Tell us some more about Warrah Place as the setting for this murder story.

The characters aren’t the same but I’ve kept the nationalities the same; growing up we had a couple from then-Yugoslavia on one side, a Chinese family on the other side and an Italian family. We were constantly in and out of each other’s houses and would play games that went over everybody’s gardens. As an immigrant here [in the UK] I’m interested in immigration and how my experience is worlds apart from that of a person of colour who comes here. At that time in Australia (the action happens in 1979), it wasn’t long since the White Australia policy (a set of policies that sought to limit non-white immigration) had ended. But while the policy had ended, many of the attitudes and prejudices hadn’t gone and I’m interested in the shifts that happen politically, and the lag that happens in suburban life.

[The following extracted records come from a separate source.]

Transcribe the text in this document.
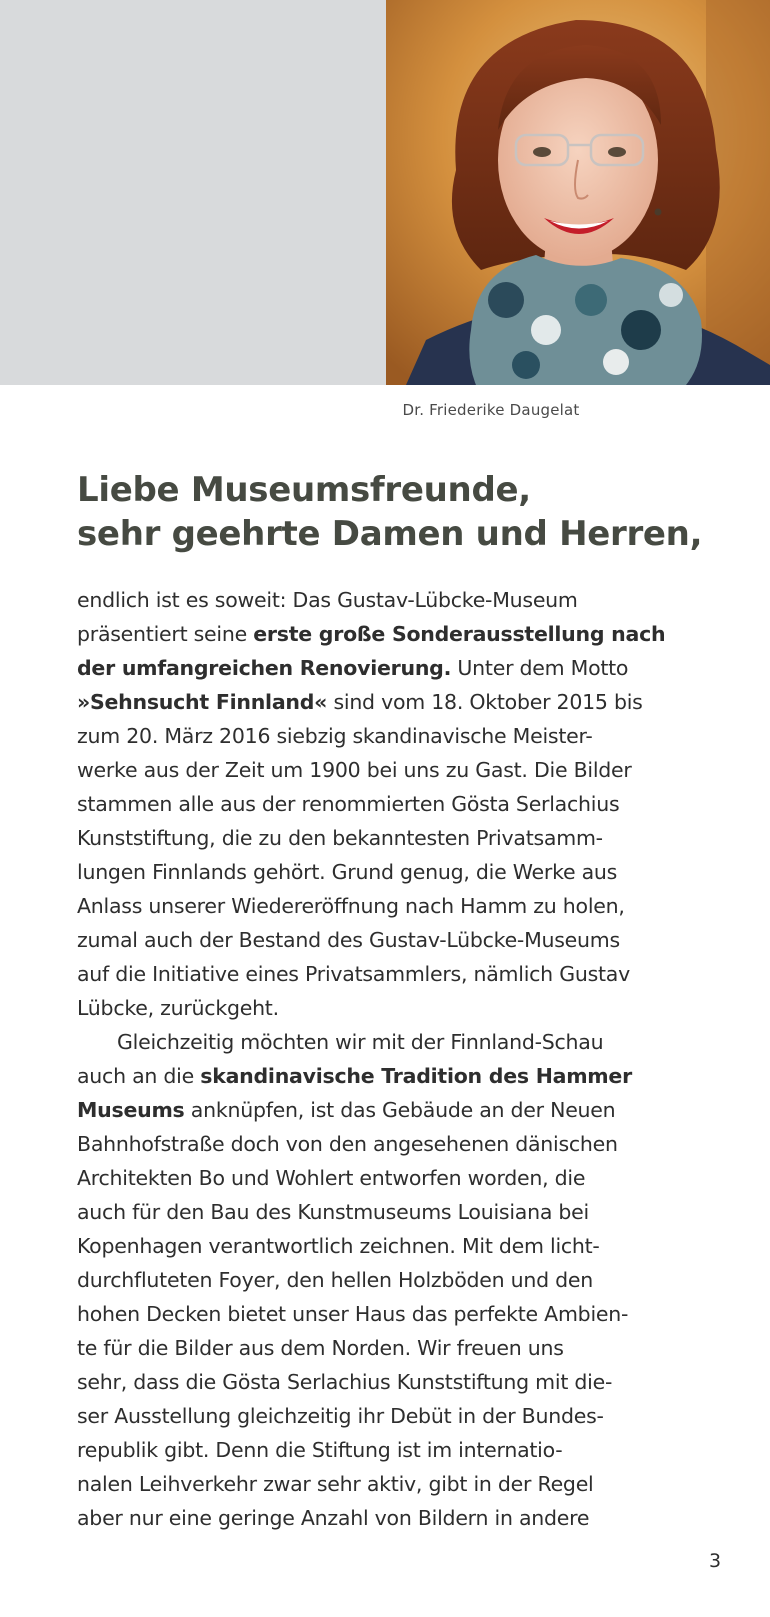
Dr. Friederike Daugelat
Liebe Museumsfreunde,
sehr geehrte Damen und Herren,
endlich ist es soweit: Das Gustav-Lübcke-Museum
präsentiert seine erste große Sonderausstellung nach
der umfangreichen Renovierung. Unter dem Motto
»Sehnsucht Finnland« sind vom 18. Oktober 2015 bis
zum 20. März 2016 siebzig skandinavische Meister-
werke aus der Zeit um 1900 bei uns zu Gast. Die Bilder
stammen alle aus der renommierten Gösta Serlachius
Kunststiftung, die zu den bekanntesten Privatsamm-
lungen Finnlands gehört. Grund genug, die Werke aus
Anlass unserer Wiedereröffnung nach Hamm zu holen,
zumal auch der Bestand des Gustav-Lübcke-Museums
auf die Initiative eines Privatsammlers, nämlich Gustav
Lübcke, zurückgeht.
Gleichzeitig möchten wir mit der Finnland-Schau
auch an die skandinavische Tradition des Hammer
Museums anknüpfen, ist das Gebäude an der Neuen
Bahnhofstraße doch von den angesehenen dänischen
Architekten Bo und Wohlert entworfen worden, die
auch für den Bau des Kunstmuseums Louisiana bei
Kopenhagen verantwortlich zeichnen. Mit dem licht-
durchfluteten Foyer, den hellen Holzböden und den
hohen Decken bietet unser Haus das perfekte Ambien-
te für die Bilder aus dem Norden. Wir freuen uns
sehr, dass die Gösta Serlachius Kunststiftung mit die-
ser Ausstellung gleichzeitig ihr Debüt in der Bundes-
republik gibt. Denn die Stiftung ist im internatio-
nalen Leihverkehr zwar sehr aktiv, gibt in der Regel
aber nur eine geringe Anzahl von Bildern in andere
3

Did you always want to be a writer?

I really enjoyed academic writing in my career and I’ve always loved reading. But I used to read things that I loved and think ‘Oh, I could never have written that.’ But then I had this clear moment when I realised, ‘Of course you couldn’t write that because it’s not your story to tell. So stop thinking about other people’s stories and start thinking about what you want to write.’

I stopped working after having our children – a choice I was very lucky to have. But as the years went by, I started to feel the costs of that decision: the loss of a career, the loss of professional identity, the feeling that you’ve got the capacity to do something that isn’t being used. That fuelled me to think, right, I’m treating this like a job because it brings me something I need.

As our winner, Kate Kemp wins £1,000 and representation with RML. We would like to say a huge thank you to everyone who entered the competition with special mention to all who made the longlist and shortlist. We’re also extremely grateful to our partner RML and our judges: Nelle Andrew, author Sara Collins (The Confessions of Frannie Langton) and Viking’s Harriet Bourton.